How Walnuts Improve Heart Health.Walnuts are a healthy source of monounsaturated fat and polyunsaturated fat. These fatty acids help to promote a balanced lipid supply in the body and lower bad cholesterol levels while raising good cholesterol.
According to a recent study, eating two to three ounces of walnuts daily may also improve gut health and reduce the risk of heart disease.
- Reduces Cholesterol
Walnuts are full of healthy omega-3 fatty acids that help lower cholesterol. In fact, they’re one of the few nuts that have been shown to lower triglyceride and LDL levels.
In a study, researchers measured the concentration and size of the lipoproteins that carry fat in the blood, including LDL and intermediate density lipoprotein (IDL). They found that eating about half a cup of walnuts daily for two years lowered LDL levels by 4.3 milligrams per deciliter and total cholesterol by an average of 8.5 mg/dl.
It also reduced small dense LDL particles, which are more associated with atherosclerosis and have a greater impact on heart disease risk than total LDL. The participants’ levels of small LDL particles decreased by 6.1%. These changes are important for heart health.
- Reduces Blood Pressure
In an age where cardiovascular disease is the leading cause of death for both men and women, it’s no surprise that more attention is being paid to improving your heart health. Having a healthy diet, getting adequate exercise and quitting smoking can all play a role in avoiding serious complications down the road.
Walnuts are a tasty way to get your daily dose of healthy fats and antioxidants while staying on track with your dietary goals. Available in both shelled and de-shelled versions, these beauties can be enjoyed in a variety of ways including in baked goods, ice cream or even in your morning bowl of cereal!

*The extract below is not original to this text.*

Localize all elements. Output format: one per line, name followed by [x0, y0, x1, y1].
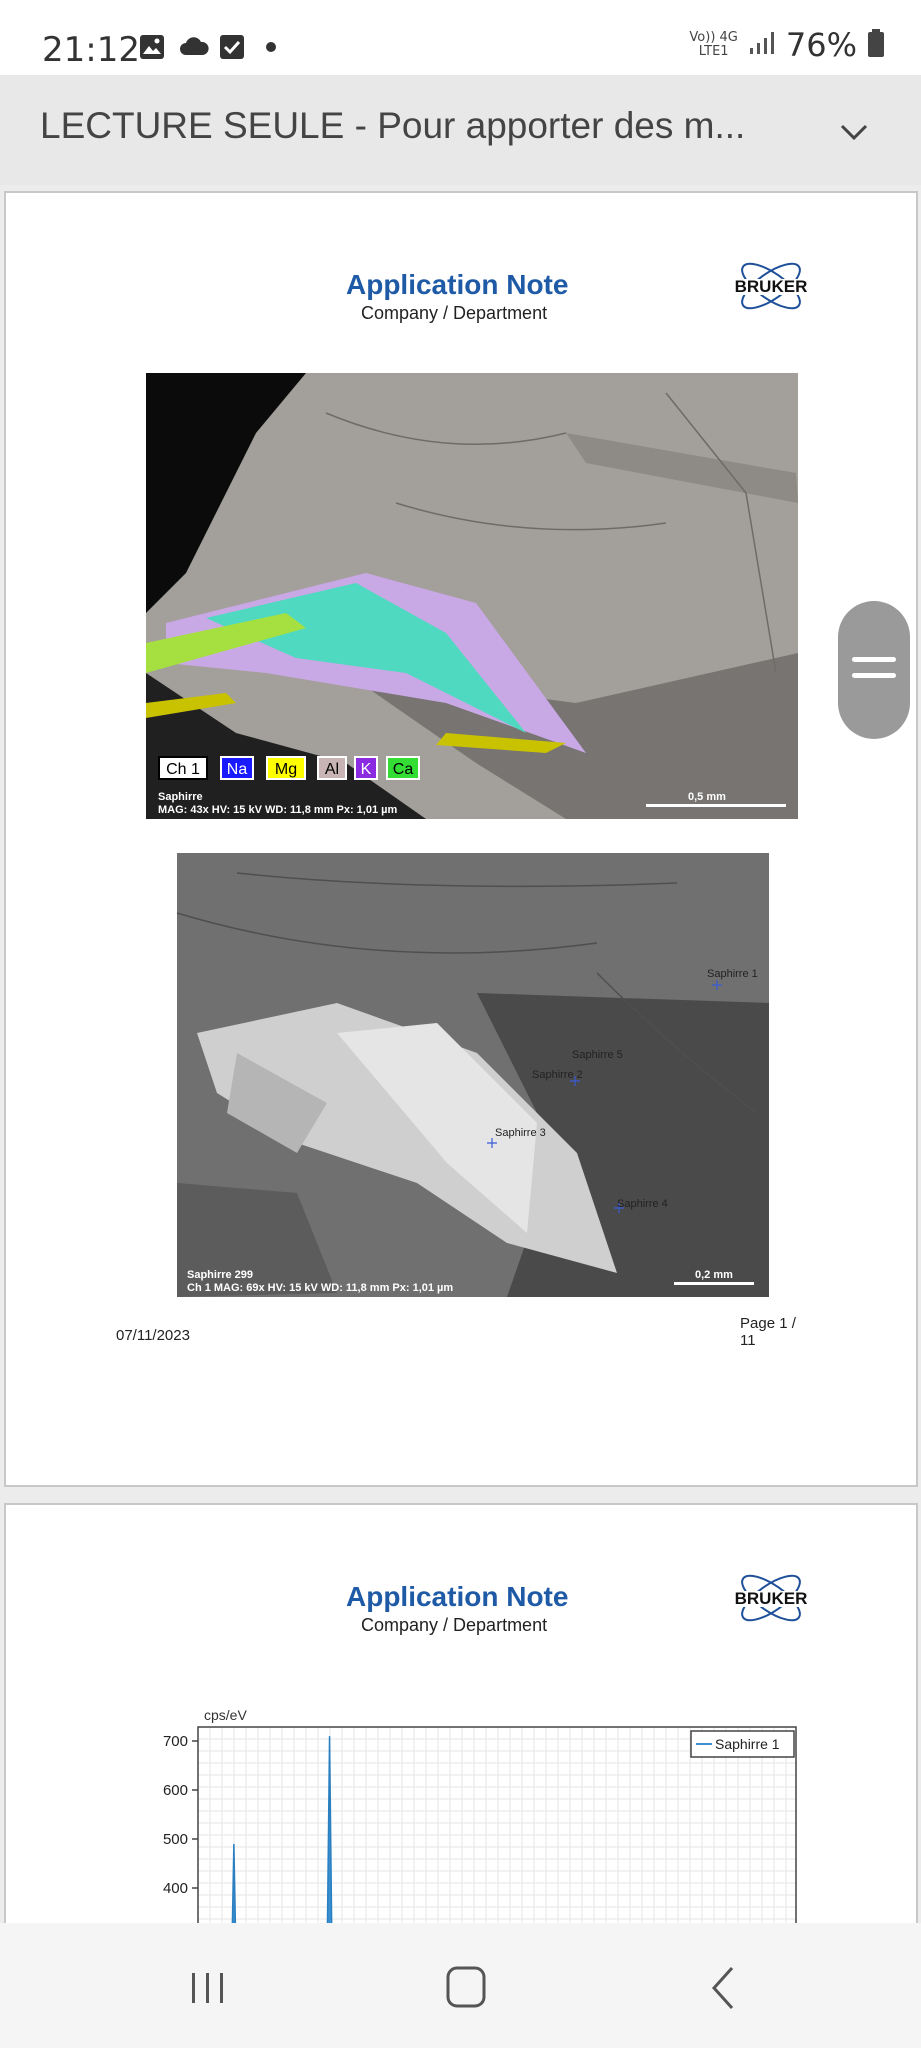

The best part is that they are easy to incorporate into your lifestyle. With a little research, you can find some tasty new ways to make them a regular part of your diet.
- Reduces Inflammation
Inflammation is an important part of the body’s immune response, but when it persists over time, it can become damaging instead of healing.
In fact, chronic inflammation has been linked to increased risk of heart disease and other serious health conditions. That’s why it’s so important to reduce inflammation if you want to maintain healthy heart health.
The good news is, a new study suggests that eating walnuts can help to lower inflammation. In the Walnuts and Healthy Aging (WAHA) trial, participants who regularly ate walnuts had lower levels of several inflammatory markers in their blood than those who did not.
- Reduces Risk of Heart Disease
Walnuts are high in heart healthy polyunsaturated fats and are a good source of omega-3 fatty acids. These fatty acids help lower bad cholesterol and increase good cholesterol. They also help reduce blood pressure and reduce inflammation which are key ingredients to a healthy cardiovascular system.
They are also a good source of fiber, vitamins, and minerals, and antioxidants to boot. A handful of walnuts can improve your cholesterol levels, blood pressure, and even your sleep quality.
The best way to get these nuts is by purchasing them at a health foods store or farmers market. You can also find them in many prepared foods and baked goods, as well as a number of recipes on the internet. Aside from their impressive antioxidant and vitamin benefits, walnuts have one other big health bonus – they can boost your memory and ward off dementia and Alzheimer’s disease.
- Improves Memory
Walnuts are a brain food, as they contain omega-3 fatty acids and polyphenolic compounds that are both known to support and protect the brain. They also have antioxidative properties that decrease oxidative stress in the brain, which can lead to cognitive decline.
In fact, a recent study published in Public Health Nutrition found that adults who consumed more walnuts showed improved cognitive scores on a variety of tests. In particular, seniors who ate even a small amount of walnuts each day scored significantly higher than those who did not eat nuts at all.
Although this is a promising finding, the authors of the Public Health Nutrition study note that the positive cognitive effects of walnuts may not be attributed to their consumption alone. They recommend focusing on a variety of healthy behaviors and a balanced diet to improve your memory and overall brain health.